I'm sorry you are having to deal with that with her! I've been thru some of the same with my 73 yr old widower father. He has a girlfriend who he has been on and off with so many times it's nuts. I don't like her. She's one of those fake nice people. We all went to France together and I wanted to kill her the whole time. She sucks. They are off again right now but then I have to deal with him being depressed about it. ugh its a lot!

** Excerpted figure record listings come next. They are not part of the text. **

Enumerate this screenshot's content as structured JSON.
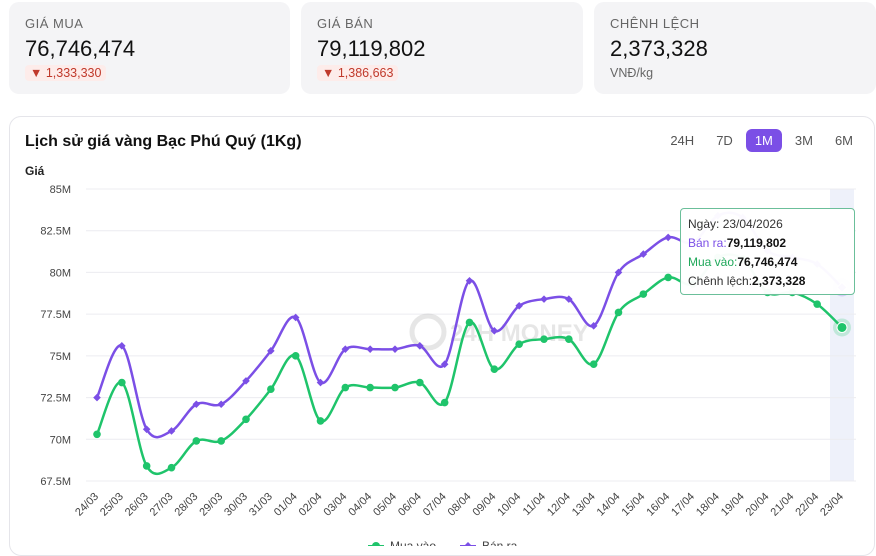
{
  "cards": [
    {
      "label": "GIÁ MUA",
      "value": "76,746,474",
      "change": "▼ 1,333,330"
    },
    {
      "label": "GIÁ BÁN",
      "value": "79,119,802",
      "change": "▼ 1,386,663"
    },
    {
      "label": "CHÊNH LỆCH",
      "value": "2,373,328",
      "unit": "VNĐ/kg"
    }
  ],
  "ranges": [
    "24H",
    "7D",
    "1M",
    "3M",
    "6M"
  ],
  "active_range": "1M",
  "watermark": "24H MONEY",
  "colors": {
    "sell": "#7b4fe6",
    "buy": "#1fc46b",
    "accent": "#7b4fe6",
    "down": "#c0392b"
  },
  "tooltip": {
    "date_label": "Ngày: ",
    "date": "23/04/2026",
    "sell_label": "Bán ra:",
    "sell_value": "79,119,802",
    "buy_label": "Mua vào:",
    "buy_value": "76,746,474",
    "spread_label": "Chênh lệch:",
    "spread_value": "2,373,328"
  },
  "legend": {
    "buy": "Mua vào",
    "sell": "Bán ra"
  },
  "chart_data": {
    "type": "line",
    "title": "Lịch sử giá vàng Bạc Phú Quý (1Kg)",
    "ylabel": "Giá",
    "xlabel": "",
    "ylim": [
      67.5,
      85
    ],
    "y_ticks": [
      67.5,
      70,
      72.5,
      75,
      77.5,
      80,
      82.5,
      85
    ],
    "y_tick_labels": [
      "67.5M",
      "70M",
      "72.5M",
      "75M",
      "77.5M",
      "80M",
      "82.5M",
      "85M"
    ],
    "grid": true,
    "categories": [
      "24/03",
      "25/03",
      "26/03",
      "27/03",
      "28/03",
      "29/03",
      "30/03",
      "31/03",
      "01/04",
      "02/04",
      "03/04",
      "04/04",
      "05/04",
      "06/04",
      "07/04",
      "08/04",
      "09/04",
      "10/04",
      "11/04",
      "12/04",
      "13/04",
      "14/04",
      "15/04",
      "16/04",
      "17/04",
      "18/04",
      "19/04",
      "20/04",
      "21/04",
      "22/04",
      "23/04"
    ],
    "series": [
      {
        "name": "Bán ra",
        "values": [
          72.5,
          75.6,
          70.6,
          70.5,
          72.1,
          72.1,
          73.5,
          75.3,
          77.3,
          73.4,
          75.4,
          75.4,
          75.4,
          75.6,
          74.5,
          79.5,
          76.5,
          78.0,
          78.4,
          78.4,
          76.8,
          80.0,
          81.1,
          82.1,
          81.8,
          83.4,
          83.3,
          81.3,
          80.9,
          80.5,
          79.1
        ]
      },
      {
        "name": "Mua vào",
        "values": [
          70.3,
          73.4,
          68.4,
          68.3,
          69.9,
          69.9,
          71.2,
          73.0,
          75.0,
          71.1,
          73.1,
          73.1,
          73.1,
          73.4,
          72.2,
          77.0,
          74.2,
          75.7,
          76.0,
          76.0,
          74.5,
          77.6,
          78.7,
          79.7,
          79.3,
          80.9,
          80.8,
          78.8,
          78.8,
          78.1,
          76.7
        ]
      }
    ]
  }
}
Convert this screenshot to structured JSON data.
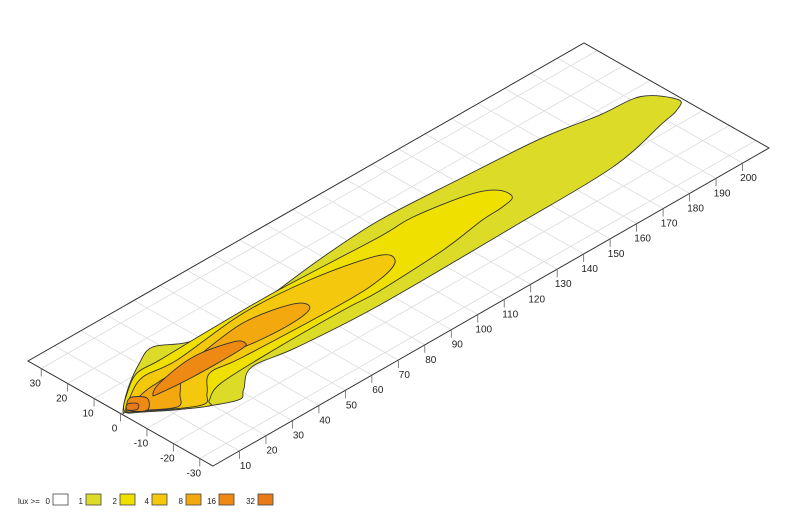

And if my parent ever told me about their sex life I'd have to fake my own death and then leave town.
I agree 73 probably isn’t elderly, but I’m curious when do you think that starts? I think around 80? My mom and in laws both live in senior communities and the minimum age is 55 😳
Also, my dads gf once told me about his nightly porn watching habits and I wanted to die.
And if my parent ever told me about their sex life I'd have to fake my own death and then leave town.
I agree 73 probably isn’t elderly, but I’m curious when do you think that starts? I think around 80? My mom and in laws both live in senior communities and the minimum age is 55 😳
Also, my dads gf once told me about his nightly porn watching habits and I wanted to die.
MIL lives in a 55+ community and after visiting recently I said to H "In 7 years we would be eligible to live somewhere like that. Can you even imagine feeling remotely ready to be around that at 55?!" There's a lady who lives in a house by a stop sign and she writes down license plates of cars who don't stop to her satisfaction. When you drive by they all just stand and stare like you're an exotic animal just cruising by. MIL was yapping to us that she hoped we didn't drive too fast coming through there to her house. I cannot even with that place.
My mom is 73 but thankfully had her thirst phase after she divorced my dad. Not that it was great for my young teen self to see either. She swore off men and dating about 20 years ago and has been very happily single since.
And if my parent ever told me about their sex life I'd have to fake my own death and then leave town.
I agree 73 probably isn’t elderly, but I’m curious when do you think that starts? I think around 80? My mom and in laws both live in senior communities and the minimum age is 55 😳
Also, my dads gf once told me about his nightly porn watching habits and I wanted to die.
Agreed, 73 doesn't have to be elderly. But she had 3 small strokes 9 years ago and her health has been steadily declining ever since. This was after a lifetime of being super healthy, so there's some grieving for a healthy body thrown in too. (Starting to feel that at 50 myself!) It's like she's aged 25 years in the last 9, for real.
I will also mention that I'm currently seeing a therapist and this comes up now and then. I feel pretty good about throwing up boundaries when they're needed, but she forgets. I just can't understand why anyone thinks it's normal to talk with your daughter about the great sex you just had? Or that some former fling is the "best lay you ever had?" I would sooner eat an entire wasps' nest before sharing that tidbit with my mother. Is this coming from the same part of the brain that makes old people talk about their ailments and illnesses constantly?